STUDIA MATHEMATICA  Issue no. 2 / 2007  
Article: 
BOOK REVIEWS  K. BURNS AND M. GIDEA, DIFFERENTIAL GEOMETRY AND TOPOLOGY WITH A VIEW TO DYNAMICAL SYSTEMS, CHAPMAN & HALL/CRC (STUDIES IN ADVANCED MATHEMATICS), 2005, ISBN 1584882530, 9781584882534, HARDCOVER, IX+389 PP.. Authors: PAUL A. BLAGA. 

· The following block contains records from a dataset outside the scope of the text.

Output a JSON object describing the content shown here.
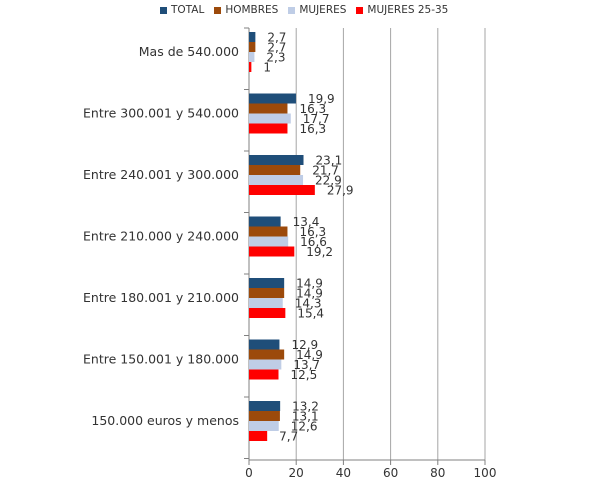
{
  "chart_data": {
    "type": "bar",
    "orientation": "horizontal",
    "categories": [
      "Mas de 540.000",
      "Entre 300.001 y 540.000",
      "Entre 240.001 y 300.000",
      "Entre 210.000 y 240.000",
      "Entre 180.001 y 210.000",
      "Entre 150.001 y 180.000",
      "150.000 euros y menos"
    ],
    "series": [
      {
        "name": "TOTAL",
        "color": "#1f4e79",
        "values": [
          2.7,
          19.9,
          23.1,
          13.4,
          14.9,
          12.9,
          13.2
        ],
        "labels": [
          "2,7",
          "19,9",
          "23,1",
          "13,4",
          "14,9",
          "12,9",
          "13,2"
        ]
      },
      {
        "name": "HOMBRES",
        "color": "#9c4a0b",
        "values": [
          2.7,
          16.3,
          21.7,
          16.3,
          14.9,
          14.9,
          13.1
        ],
        "labels": [
          "2,7",
          "16,3",
          "21,7",
          "16,3",
          "14,9",
          "14,9",
          "13,1"
        ]
      },
      {
        "name": "MUJERES",
        "color": "#bfcde6",
        "values": [
          2.3,
          17.7,
          22.9,
          16.6,
          14.3,
          13.7,
          12.6
        ],
        "labels": [
          "2,3",
          "17,7",
          "22,9",
          "16,6",
          "14,3",
          "13,7",
          "12,6"
        ]
      },
      {
        "name": "MUJERES 25-35",
        "color": "#ff0000",
        "values": [
          1,
          16.3,
          27.9,
          19.2,
          15.4,
          12.5,
          7.7
        ],
        "labels": [
          "1",
          "16,3",
          "27,9",
          "19,2",
          "15,4",
          "12,5",
          "7,7"
        ]
      }
    ],
    "xlim": [
      0,
      100
    ],
    "xticks": [
      "0",
      "20",
      "40",
      "60",
      "80",
      "100"
    ],
    "grid": true,
    "legend_position": "top"
  }
}
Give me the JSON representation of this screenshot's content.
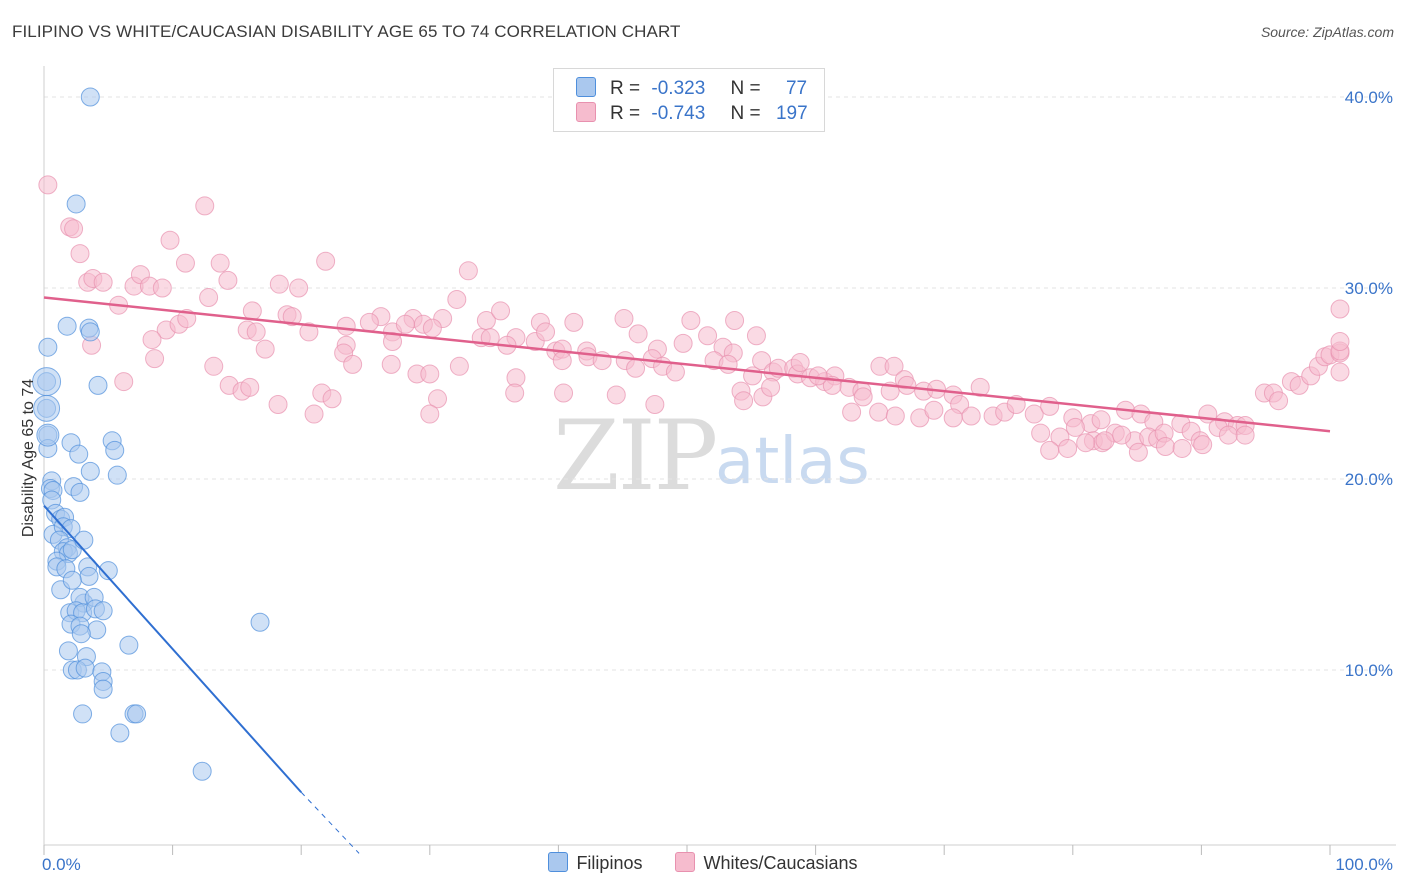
{
  "title": "FILIPINO VS WHITE/CAUCASIAN DISABILITY AGE 65 TO 74 CORRELATION CHART",
  "source": "Source: ZipAtlas.com",
  "watermark": {
    "zip": "ZIP",
    "atlas": "atlas"
  },
  "legend": {
    "rows": [
      {
        "r_label": "R =",
        "r_value": "-0.323",
        "n_label": "N =",
        "n_value": "77",
        "color": "#aac8ee"
      },
      {
        "r_label": "R =",
        "r_value": "-0.743",
        "n_label": "N =",
        "n_value": "197",
        "color": "#f6bcce"
      }
    ]
  },
  "bottom_legend": [
    {
      "label": "Filipinos",
      "color": "#aac8ee"
    },
    {
      "label": "Whites/Caucasians",
      "color": "#f6bcce"
    }
  ],
  "chart_data": {
    "type": "scatter",
    "title": "FILIPINO VS WHITE/CAUCASIAN DISABILITY AGE 65 TO 74 CORRELATION CHART",
    "xlabel": "",
    "ylabel": "Disability Age 65 to 74",
    "xlim": [
      0,
      100
    ],
    "ylim": [
      0,
      40.5
    ],
    "x_tick_labels": [
      "0.0%",
      "100.0%"
    ],
    "y_ticks": [
      10,
      20,
      30,
      40
    ],
    "y_tick_labels": [
      "10.0%",
      "20.0%",
      "30.0%",
      "40.0%"
    ],
    "grid": true,
    "series": [
      {
        "name": "Filipinos",
        "color": "#4f8fdc",
        "fill": "#aac8ee",
        "trend": {
          "x": [
            0.0,
            20.0
          ],
          "y": [
            18.6,
            3.6
          ],
          "dashed_to": [
            24.5,
            0.4
          ],
          "color": "#2f6fd1"
        },
        "points": [
          [
            3.6,
            40
          ],
          [
            2.5,
            34.4
          ],
          [
            0.3,
            26.9
          ],
          [
            1.8,
            28
          ],
          [
            3.5,
            27.9
          ],
          [
            3.6,
            27.7
          ],
          [
            4.2,
            24.9
          ],
          [
            0.2,
            25.1
          ],
          [
            0.2,
            23.7
          ],
          [
            0.3,
            22.3
          ],
          [
            0.3,
            21.6
          ],
          [
            2.1,
            21.9
          ],
          [
            2.7,
            21.3
          ],
          [
            5.3,
            22
          ],
          [
            5.5,
            21.5
          ],
          [
            0.6,
            19.9
          ],
          [
            0.5,
            19.5
          ],
          [
            0.7,
            19.4
          ],
          [
            2.3,
            19.6
          ],
          [
            2.8,
            19.3
          ],
          [
            3.6,
            20.4
          ],
          [
            5.7,
            20.2
          ],
          [
            0.6,
            18.9
          ],
          [
            0.9,
            18.2
          ],
          [
            1.3,
            17.9
          ],
          [
            1.6,
            18
          ],
          [
            0.7,
            17.1
          ],
          [
            1.5,
            17.5
          ],
          [
            2.1,
            17.4
          ],
          [
            1.2,
            16.8
          ],
          [
            1.8,
            16.4
          ],
          [
            1.5,
            16.2
          ],
          [
            1.9,
            16.1
          ],
          [
            2.2,
            16.3
          ],
          [
            3.1,
            16.8
          ],
          [
            1,
            15.7
          ],
          [
            1,
            15.4
          ],
          [
            1.7,
            15.3
          ],
          [
            3.4,
            15.4
          ],
          [
            3.5,
            14.9
          ],
          [
            5,
            15.2
          ],
          [
            1.3,
            14.2
          ],
          [
            2.2,
            14.7
          ],
          [
            3.1,
            13.5
          ],
          [
            2.8,
            13.8
          ],
          [
            3.9,
            13.8
          ],
          [
            2,
            13
          ],
          [
            2.5,
            13.1
          ],
          [
            3,
            13
          ],
          [
            4,
            13.2
          ],
          [
            4.6,
            13.1
          ],
          [
            2.1,
            12.4
          ],
          [
            2.8,
            12.3
          ],
          [
            4.1,
            12.1
          ],
          [
            2.9,
            11.9
          ],
          [
            1.9,
            11
          ],
          [
            3.3,
            10.7
          ],
          [
            6.6,
            11.3
          ],
          [
            2.2,
            10
          ],
          [
            2.6,
            10
          ],
          [
            3.2,
            10.1
          ],
          [
            4.5,
            9.9
          ],
          [
            4.6,
            9.4
          ],
          [
            4.6,
            9
          ],
          [
            3,
            7.7
          ],
          [
            7,
            7.7
          ],
          [
            7.2,
            7.7
          ],
          [
            5.9,
            6.7
          ],
          [
            12.3,
            4.7
          ],
          [
            16.8,
            12.5
          ]
        ]
      },
      {
        "name": "Whites/Caucasians",
        "color": "#e891af",
        "fill": "#f6bcce",
        "trend": {
          "x": [
            0.0,
            100.0
          ],
          "y": [
            29.5,
            22.5
          ],
          "color": "#e0608c"
        },
        "points": [
          [
            0.3,
            35.4
          ],
          [
            2,
            33.2
          ],
          [
            2.3,
            33.1
          ],
          [
            2.8,
            31.8
          ],
          [
            12.5,
            34.3
          ],
          [
            9.8,
            32.5
          ],
          [
            11,
            31.3
          ],
          [
            13.7,
            31.3
          ],
          [
            21.9,
            31.4
          ],
          [
            33,
            30.9
          ],
          [
            3.4,
            30.3
          ],
          [
            3.8,
            30.5
          ],
          [
            4.6,
            30.3
          ],
          [
            7,
            30.1
          ],
          [
            7.5,
            30.7
          ],
          [
            8.2,
            30.1
          ],
          [
            9.2,
            30
          ],
          [
            14.3,
            30.4
          ],
          [
            18.3,
            30.2
          ],
          [
            19.8,
            30
          ],
          [
            5.8,
            29.1
          ],
          [
            12.8,
            29.5
          ],
          [
            16.2,
            28.8
          ],
          [
            18.9,
            28.6
          ],
          [
            19.3,
            28.5
          ],
          [
            26.2,
            28.5
          ],
          [
            28.7,
            28.4
          ],
          [
            31,
            28.4
          ],
          [
            32.1,
            29.4
          ],
          [
            34.4,
            28.3
          ],
          [
            35.5,
            28.8
          ],
          [
            38.6,
            28.2
          ],
          [
            41.2,
            28.2
          ],
          [
            9.5,
            27.8
          ],
          [
            10.5,
            28.1
          ],
          [
            11.1,
            28.4
          ],
          [
            15.8,
            27.8
          ],
          [
            20.6,
            27.7
          ],
          [
            23.5,
            28
          ],
          [
            25.3,
            28.2
          ],
          [
            27.1,
            27.7
          ],
          [
            28.1,
            28.1
          ],
          [
            29.5,
            28.1
          ],
          [
            30.2,
            27.9
          ],
          [
            34,
            27.4
          ],
          [
            36.7,
            27.4
          ],
          [
            38.2,
            27.2
          ],
          [
            39,
            27.7
          ],
          [
            45.1,
            28.4
          ],
          [
            46.2,
            27.6
          ],
          [
            50.3,
            28.3
          ],
          [
            51.6,
            27.5
          ],
          [
            53.7,
            28.3
          ],
          [
            55.4,
            27.5
          ],
          [
            3.7,
            27
          ],
          [
            8.4,
            27.3
          ],
          [
            16.5,
            27.7
          ],
          [
            17.2,
            26.8
          ],
          [
            23.5,
            27
          ],
          [
            27.1,
            27.2
          ],
          [
            34.7,
            27.4
          ],
          [
            36,
            27
          ],
          [
            39.8,
            26.7
          ],
          [
            40.3,
            26.8
          ],
          [
            42.2,
            26.7
          ],
          [
            47.7,
            26.8
          ],
          [
            49.7,
            27.1
          ],
          [
            52.8,
            26.9
          ],
          [
            53.6,
            26.6
          ],
          [
            6.2,
            25.1
          ],
          [
            8.6,
            26.3
          ],
          [
            13.2,
            25.9
          ],
          [
            23.3,
            26.6
          ],
          [
            24,
            26
          ],
          [
            27,
            26
          ],
          [
            29,
            25.5
          ],
          [
            30,
            25.5
          ],
          [
            32.3,
            25.9
          ],
          [
            36.7,
            25.3
          ],
          [
            40.3,
            26.2
          ],
          [
            42.3,
            26.4
          ],
          [
            43.4,
            26.2
          ],
          [
            45.2,
            26.2
          ],
          [
            46,
            25.8
          ],
          [
            47.3,
            26.3
          ],
          [
            48.1,
            25.9
          ],
          [
            49.1,
            25.6
          ],
          [
            52.1,
            26.2
          ],
          [
            53.2,
            26
          ],
          [
            55.8,
            26.2
          ],
          [
            56.7,
            25.6
          ],
          [
            57.1,
            25.8
          ],
          [
            58.3,
            25.8
          ],
          [
            58.6,
            25.5
          ],
          [
            59.6,
            25.3
          ],
          [
            60.7,
            25.1
          ],
          [
            61.5,
            25.4
          ],
          [
            65,
            25.9
          ],
          [
            66.1,
            25.9
          ],
          [
            66.9,
            25.2
          ],
          [
            14.4,
            24.9
          ],
          [
            15.4,
            24.6
          ],
          [
            16,
            24.8
          ],
          [
            21.6,
            24.5
          ],
          [
            22.4,
            24.2
          ],
          [
            30.6,
            24.2
          ],
          [
            36.6,
            24.5
          ],
          [
            40.4,
            24.5
          ],
          [
            54.2,
            24.6
          ],
          [
            54.4,
            24.1
          ],
          [
            55.9,
            24.3
          ],
          [
            56.5,
            24.8
          ],
          [
            61.3,
            24.9
          ],
          [
            62.6,
            24.8
          ],
          [
            63.6,
            24.6
          ],
          [
            63.7,
            24.3
          ],
          [
            68.4,
            24.6
          ],
          [
            69.4,
            24.7
          ],
          [
            70.7,
            24.4
          ],
          [
            71.2,
            23.9
          ],
          [
            72.8,
            24.8
          ],
          [
            18.2,
            23.9
          ],
          [
            21,
            23.4
          ],
          [
            30,
            23.4
          ],
          [
            62.8,
            23.5
          ],
          [
            64.9,
            23.5
          ],
          [
            66.2,
            23.3
          ],
          [
            68.1,
            23.2
          ],
          [
            69.2,
            23.6
          ],
          [
            70.7,
            23.2
          ],
          [
            72.1,
            23.3
          ],
          [
            73.8,
            23.3
          ],
          [
            74.7,
            23.5
          ],
          [
            75.6,
            23.9
          ],
          [
            77,
            23.4
          ],
          [
            78.2,
            23.8
          ],
          [
            80,
            23.2
          ],
          [
            81.4,
            22.9
          ],
          [
            82.2,
            23.1
          ],
          [
            84.1,
            23.6
          ],
          [
            85.3,
            23.4
          ],
          [
            86.3,
            23
          ],
          [
            88.4,
            22.9
          ],
          [
            90.5,
            23.4
          ],
          [
            91.8,
            23
          ],
          [
            92.8,
            22.8
          ],
          [
            93.4,
            22.8
          ],
          [
            94.9,
            24.5
          ],
          [
            95.6,
            24.5
          ],
          [
            96,
            24.1
          ],
          [
            77.5,
            22.4
          ],
          [
            79,
            22.2
          ],
          [
            80.2,
            22.7
          ],
          [
            81.6,
            22
          ],
          [
            82.3,
            21.9
          ],
          [
            83.3,
            22.4
          ],
          [
            84.8,
            22
          ],
          [
            85.9,
            22.2
          ],
          [
            86.6,
            22.1
          ],
          [
            87.1,
            22.4
          ],
          [
            89.2,
            22.5
          ],
          [
            89.9,
            22
          ],
          [
            91.3,
            22.7
          ],
          [
            92.1,
            22.3
          ],
          [
            93.4,
            22.3
          ],
          [
            78.2,
            21.5
          ],
          [
            79.6,
            21.6
          ],
          [
            81,
            21.9
          ],
          [
            82.5,
            22
          ],
          [
            83.8,
            22.3
          ],
          [
            85.1,
            21.4
          ],
          [
            87.2,
            21.7
          ],
          [
            88.5,
            21.6
          ],
          [
            90.1,
            21.8
          ],
          [
            97,
            25.1
          ],
          [
            97.6,
            24.9
          ],
          [
            98.5,
            25.4
          ],
          [
            99.1,
            25.9
          ],
          [
            99.6,
            26.4
          ],
          [
            100,
            26.5
          ],
          [
            101.2,
            26.6
          ],
          [
            101.6,
            25.6
          ],
          [
            102.1,
            26.7
          ],
          [
            103.3,
            27.2
          ],
          [
            104.2,
            28.9
          ],
          [
            58.8,
            26.1
          ],
          [
            60.2,
            25.4
          ],
          [
            65.8,
            24.6
          ],
          [
            67.1,
            24.9
          ],
          [
            55.1,
            25.4
          ],
          [
            47.5,
            23.9
          ],
          [
            44.5,
            24.4
          ]
        ]
      }
    ]
  }
}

Abstract: This is a graduate course on the topology and differential geometry of smooth manifolds, introducing, in parallel, the basic notions of smooth dynamical systems. The first two chapters of the book introduce the basics of differential topology (manifolds and maps, the tangent bundle, immersions, submersions, embeddings, submanifolds, critical points, the Sard’s theorem) and vector fields and the associated dynamical systems. The following three chapters make up a concise introduction to Riemannian geometry, covering most of the standard material (Riemannian metrics, connections, geodesics, the exponential map, minimal geodesics, the Riemannian distance, Riemannian curvature, Riemannian submanifolds, sectional and Ricci curvature, Jacobi fields and conjugate points,manifolds of constant curvature). Chapter 6, Tensors and Differential Forms, is devoted, essentially, to integration theory of manifolds, as well to the de Rham cohomology. It is also, introduced the singular homology and it is given a proof of the de Rham theorem. Chapter 7 is concerned with some global results in the theory of smooth manifolds and Riemannian geometry (the Brouwer degree, the intersection number, the fixed point index, the Lefschetz number, the Euler characteristic and the GaussBonnet theorem), while the chapter 8 covers the basic notions and results of Morse theory. Finally, the chapter 9 provides a short introduction to the theory of hyperbolic dynamical systems.